In the scenario 4, the DR uncertainty modelling method is more rigorous and objective than scenario 2 and scenario 3 in the whole response process, which is more in line with the DR change pattern under the actual operation conditions. Although the comprehensive operation cost is slightly higher than that of scenario 2 and scenario 3, through users orderly load transfer, reduction and translation, the potential of users to participate in power grid scheduling and renewable energy consumption has been deeply explored, and the abandonment rate of wind power and PV power and the risk of load shedding have been reduced. The peak-to-valley difference and volatility of the optimized load curve are significantly reduced, the emissions of CO2 and atmospheric pollutants are minimized, the absorption of wind power and PV power is maximized, and the risk of load shedding is minimized, thereby ensuring safe and stable operation of the system. Combining Fig. 4 and Table 2, it can be seen that in this scenario, the system has overall good performance in terms of environment, economy, user’s satisfaction with electricity, wind and PV absorption, load shedding, etc. It can better cope with various uncertainties of the system, with good adaptability and obvious environmental, economic and social advantages, thus verifying the effectiveness and superiority of the DR uncertainty modelling method in this paper.

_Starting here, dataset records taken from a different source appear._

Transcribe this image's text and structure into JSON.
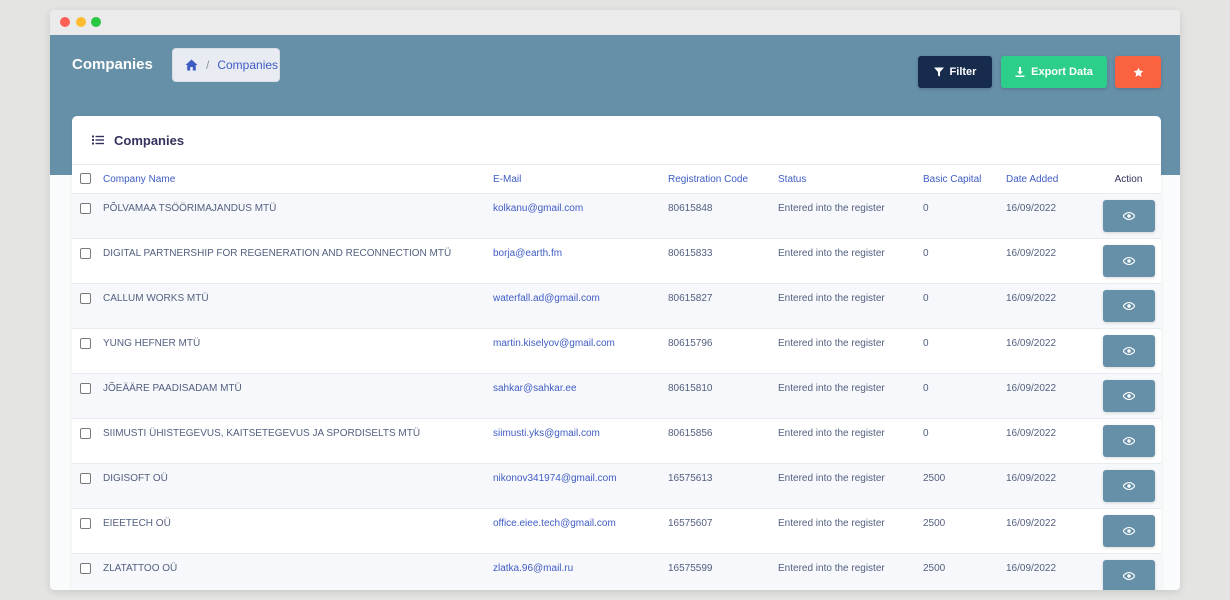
{
  "header": {
    "page_title": "Companies",
    "breadcrumb": {
      "current": "Companies"
    },
    "buttons": {
      "filter": "Filter",
      "export": "Export Data"
    }
  },
  "card": {
    "title": "Companies"
  },
  "table": {
    "columns": {
      "company_name": "Company Name",
      "email": "E-Mail",
      "registration_code": "Registration Code",
      "status": "Status",
      "basic_capital": "Basic Capital",
      "date_added": "Date Added",
      "action": "Action"
    },
    "rows": [
      {
        "name": "PÕLVAMAA TSÖÖRIMAJANDUS MTÜ",
        "email": "kolkanu@gmail.com",
        "code": "80615848",
        "status": "Entered into the register",
        "capital": "0",
        "date": "16/09/2022"
      },
      {
        "name": "DIGITAL PARTNERSHIP FOR REGENERATION AND RECONNECTION MTÜ",
        "email": "borja@earth.fm",
        "code": "80615833",
        "status": "Entered into the register",
        "capital": "0",
        "date": "16/09/2022"
      },
      {
        "name": "CALLUM WORKS MTÜ",
        "email": "waterfall.ad@gmail.com",
        "code": "80615827",
        "status": "Entered into the register",
        "capital": "0",
        "date": "16/09/2022"
      },
      {
        "name": "YUNG HEFNER MTÜ",
        "email": "martin.kiselyov@gmail.com",
        "code": "80615796",
        "status": "Entered into the register",
        "capital": "0",
        "date": "16/09/2022"
      },
      {
        "name": "JÕEÄÄRE PAADISADAM MTÜ",
        "email": "sahkar@sahkar.ee",
        "code": "80615810",
        "status": "Entered into the register",
        "capital": "0",
        "date": "16/09/2022"
      },
      {
        "name": "SIIMUSTI ÜHISTEGEVUS, KAITSETEGEVUS JA SPORDISELTS MTÜ",
        "email": "siimusti.yks@gmail.com",
        "code": "80615856",
        "status": "Entered into the register",
        "capital": "0",
        "date": "16/09/2022"
      },
      {
        "name": "DIGISOFT OÜ",
        "email": "nikonov341974@gmail.com",
        "code": "16575613",
        "status": "Entered into the register",
        "capital": "2500",
        "date": "16/09/2022"
      },
      {
        "name": "EIEETECH OÜ",
        "email": "office.eiee.tech@gmail.com",
        "code": "16575607",
        "status": "Entered into the register",
        "capital": "2500",
        "date": "16/09/2022"
      },
      {
        "name": "ZLATATTOO OÜ",
        "email": "zlatka.96@mail.ru",
        "code": "16575599",
        "status": "Entered into the register",
        "capital": "2500",
        "date": "16/09/2022"
      }
    ]
  },
  "icons": {
    "home": "home-icon",
    "filter": "filter-icon",
    "download": "download-icon",
    "star": "star-icon",
    "list": "list-icon",
    "view": "eye-icon"
  },
  "colors": {
    "banner": "#6690a8",
    "filter_button": "#172b4d",
    "export_button": "#2dce89",
    "star_button": "#fb6340",
    "link": "#3f5cc4",
    "view_button": "#6690a8"
  }
}
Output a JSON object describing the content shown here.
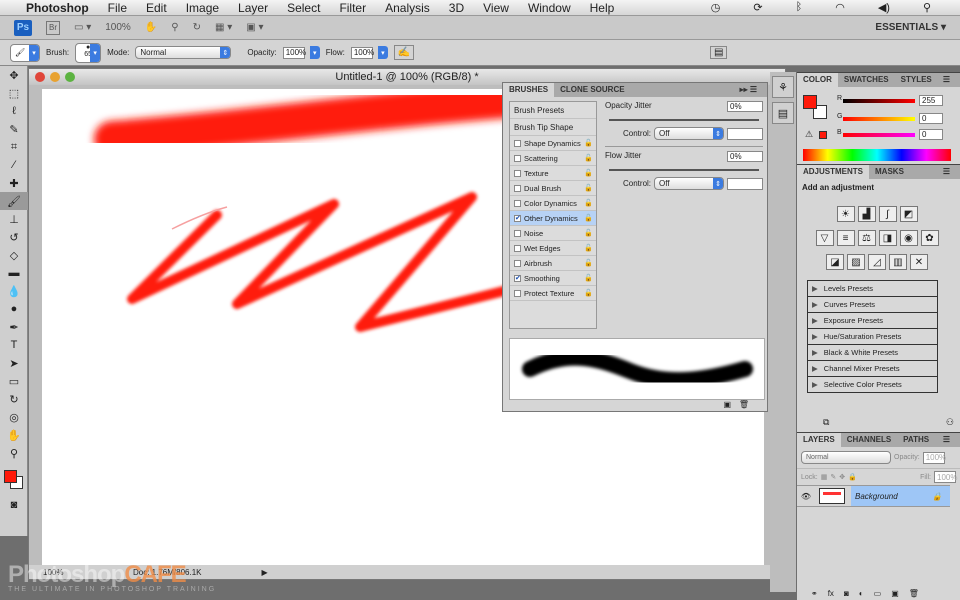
{
  "menubar": {
    "app": "Photoshop",
    "items": [
      "File",
      "Edit",
      "Image",
      "Layer",
      "Select",
      "Filter",
      "Analysis",
      "3D",
      "View",
      "Window",
      "Help"
    ]
  },
  "appbar": {
    "ps": "Ps",
    "br": "Br",
    "zoom": "100%",
    "workspace": "ESSENTIALS ▾"
  },
  "options": {
    "brush_label": "Brush:",
    "brush_size": "65",
    "mode_label": "Mode:",
    "mode": "Normal",
    "opacity_label": "Opacity:",
    "opacity": "100%",
    "flow_label": "Flow:",
    "flow": "100%"
  },
  "document": {
    "title": "Untitled-1 @ 100% (RGB/8) *",
    "zoom": "100%",
    "doc_info": "Doc: 1.76M/806.1K"
  },
  "brushes": {
    "tabs": [
      "BRUSHES",
      "CLONE SOURCE"
    ],
    "presets": "Brush Presets",
    "tip_shape": "Brush Tip Shape",
    "items": [
      {
        "label": "Shape Dynamics",
        "checked": false
      },
      {
        "label": "Scattering",
        "checked": false
      },
      {
        "label": "Texture",
        "checked": false
      },
      {
        "label": "Dual Brush",
        "checked": false
      },
      {
        "label": "Color Dynamics",
        "checked": false
      },
      {
        "label": "Other Dynamics",
        "checked": true
      },
      {
        "label": "Noise",
        "checked": false
      },
      {
        "label": "Wet Edges",
        "checked": false
      },
      {
        "label": "Airbrush",
        "checked": false
      },
      {
        "label": "Smoothing",
        "checked": true
      },
      {
        "label": "Protect Texture",
        "checked": false
      }
    ],
    "opacity_jitter_label": "Opacity Jitter",
    "opacity_jitter": "0%",
    "flow_jitter_label": "Flow Jitter",
    "flow_jitter": "0%",
    "control_label": "Control:",
    "control1": "Off",
    "control2": "Off"
  },
  "color": {
    "tabs": [
      "COLOR",
      "SWATCHES",
      "STYLES"
    ],
    "r": "255",
    "g": "0",
    "b": "0",
    "fg": "#ff1a0a"
  },
  "adjustments": {
    "tabs": [
      "ADJUSTMENTS",
      "MASKS"
    ],
    "heading": "Add an adjustment",
    "presets": [
      "Levels Presets",
      "Curves Presets",
      "Exposure Presets",
      "Hue/Saturation Presets",
      "Black & White Presets",
      "Channel Mixer Presets",
      "Selective Color Presets"
    ]
  },
  "layers": {
    "tabs": [
      "LAYERS",
      "CHANNELS",
      "PATHS"
    ],
    "blend": "Normal",
    "opacity_label": "Opacity:",
    "opacity": "100%",
    "lock_label": "Lock:",
    "fill_label": "Fill:",
    "fill": "100%",
    "layer_name": "Background"
  },
  "watermark": {
    "brand": "Photoshop",
    "brand2": "CAFE",
    "tagline": "THE ULTIMATE IN PHOTOSHOP TRAINING"
  }
}
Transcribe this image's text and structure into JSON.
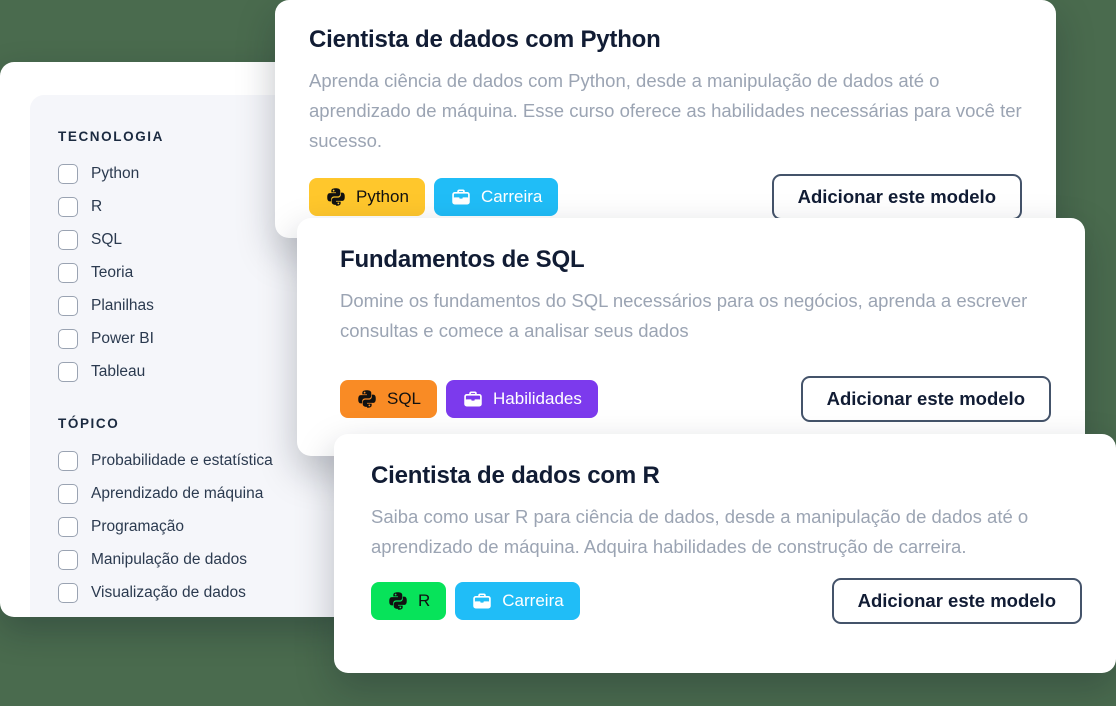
{
  "theme": {
    "background": "#4a6b4e",
    "card_background": "#ffffff",
    "panel_background": "#f5f6fa",
    "title_color": "#111c34",
    "description_color": "#9ba4b3",
    "button_border_color": "#44536a"
  },
  "sidebar": {
    "groups": [
      {
        "title": "TECNOLOGIA",
        "items": [
          {
            "label": "Python",
            "checked": false
          },
          {
            "label": "R",
            "checked": false
          },
          {
            "label": "SQL",
            "checked": false
          },
          {
            "label": "Teoria",
            "checked": false
          },
          {
            "label": "Planilhas",
            "checked": false
          },
          {
            "label": "Power BI",
            "checked": false
          },
          {
            "label": "Tableau",
            "checked": false
          }
        ]
      },
      {
        "title": "TÓPICO",
        "items": [
          {
            "label": "Probabilidade e estatística",
            "checked": false
          },
          {
            "label": "Aprendizado de máquina",
            "checked": false
          },
          {
            "label": "Programação",
            "checked": false
          },
          {
            "label": "Manipulação de dados",
            "checked": false
          },
          {
            "label": "Visualização de dados",
            "checked": false
          }
        ]
      }
    ]
  },
  "cards": [
    {
      "title": "Cientista de dados com Python",
      "description": "Aprenda ciência de dados com Python, desde a manipulação de dados até o aprendizado de máquina. Esse curso oferece as habilidades necessárias para você ter sucesso.",
      "tags": [
        {
          "label": "Python",
          "icon": "python-icon",
          "background": "#ffc72c",
          "text_color": "#111111"
        },
        {
          "label": "Carreira",
          "icon": "briefcase-icon",
          "background": "#20bdf7",
          "text_color": "#ffffff"
        }
      ],
      "button_label": "Adicionar este modelo"
    },
    {
      "title": "Fundamentos de SQL",
      "description": "Domine os fundamentos do SQL necessários para os negócios, aprenda a escrever consultas e comece a analisar seus dados",
      "tags": [
        {
          "label": "SQL",
          "icon": "python-icon",
          "background": "#f98b25",
          "text_color": "#111111"
        },
        {
          "label": "Habilidades",
          "icon": "briefcase-icon",
          "background": "#7c3aed",
          "text_color": "#ffffff"
        }
      ],
      "button_label": "Adicionar este modelo"
    },
    {
      "title": "Cientista de dados com R",
      "description": "Saiba como usar R para ciência de dados, desde a manipulação de dados até o aprendizado de máquina. Adquira habilidades de construção de carreira.",
      "tags": [
        {
          "label": "R",
          "icon": "python-icon",
          "background": "#07e35a",
          "text_color": "#111111"
        },
        {
          "label": "Carreira",
          "icon": "briefcase-icon",
          "background": "#20bdf7",
          "text_color": "#ffffff"
        }
      ],
      "button_label": "Adicionar este modelo"
    }
  ]
}
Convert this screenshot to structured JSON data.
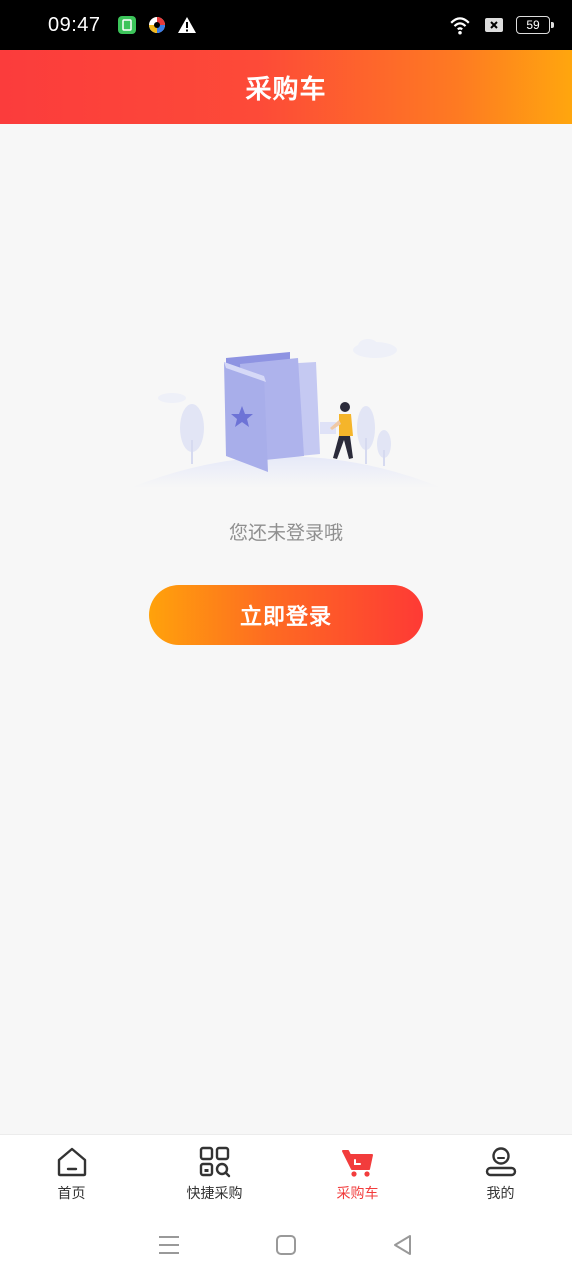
{
  "status_bar": {
    "time": "09:47",
    "battery": "59"
  },
  "header": {
    "title": "采购车"
  },
  "empty_state": {
    "message": "您还未登录哦",
    "login_button": "立即登录"
  },
  "tabs": [
    {
      "label": "首页",
      "icon": "home-icon",
      "active": false
    },
    {
      "label": "快捷采购",
      "icon": "qr-scan-icon",
      "active": false
    },
    {
      "label": "采购车",
      "icon": "cart-icon",
      "active": true
    },
    {
      "label": "我的",
      "icon": "user-icon",
      "active": false
    }
  ],
  "colors": {
    "accent": "#f23c3c",
    "header_gradient_start": "#fb3c3c",
    "header_gradient_end": "#ffa60e"
  }
}
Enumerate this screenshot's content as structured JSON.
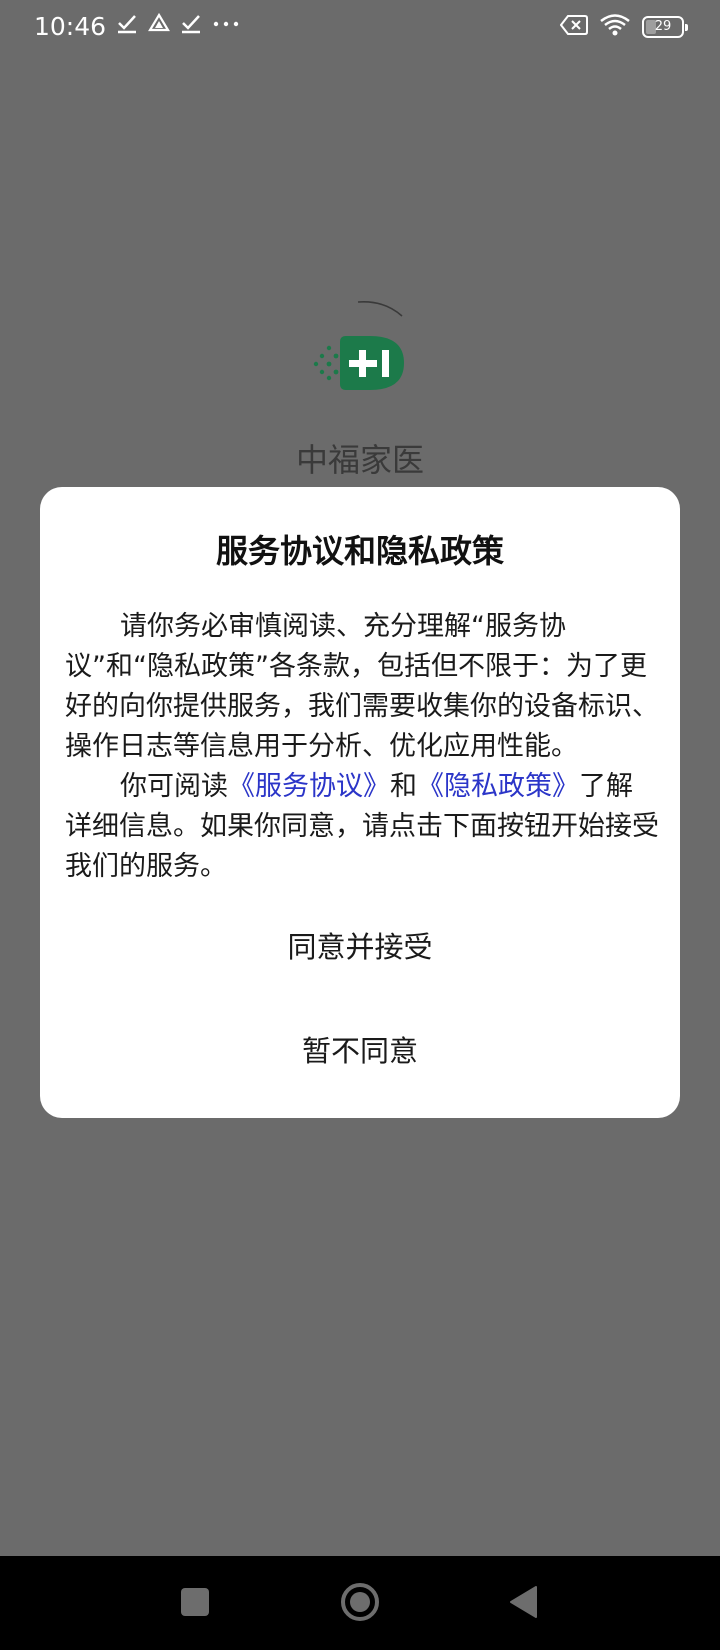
{
  "status_bar": {
    "time": "10:46",
    "notification_icons": [
      "check-icon",
      "drive-icon",
      "check-icon",
      "more-dots-icon"
    ],
    "battery_level": "29"
  },
  "splash": {
    "app_name": "中福家医",
    "logo_colors": {
      "green": "#1c7a4a"
    }
  },
  "dialog": {
    "title": "服务协议和隐私政策",
    "paragraph1": "请你务必审慎阅读、充分理解“服务协议”和“隐私政策”各条款，包括但不限于：为了更好的向你提供服务，我们需要收集你的设备标识、操作日志等信息用于分析、优化应用性能。",
    "paragraph2_prefix": "你可阅读",
    "link_service": "《服务协议》",
    "paragraph2_and": "和",
    "link_privacy": "《隐私政策》",
    "paragraph2_suffix": "了解详细信息。如果你同意，请点击下面按钮开始接受我们的服务。",
    "agree_label": "同意并接受",
    "disagree_label": "暂不同意"
  },
  "colors": {
    "overlay": "#6b6b6b",
    "link": "#2b35c8",
    "nav_bar": "#000000"
  }
}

The output of the ten thermal power units under the four scenarios is shown Figure A4 in Appendix A. The output variance of each thermal power unit under each scenario is shown Table B1 in Appendix B. Combined with Figure A4 and Table B1, it can be seen that the overall output of each thermal unit under Scenario 4 is relatively smooth, and the overall variance of the output is also relatively small, thus minimizing the thermal operation cost, as well as improving the operation life of the unit.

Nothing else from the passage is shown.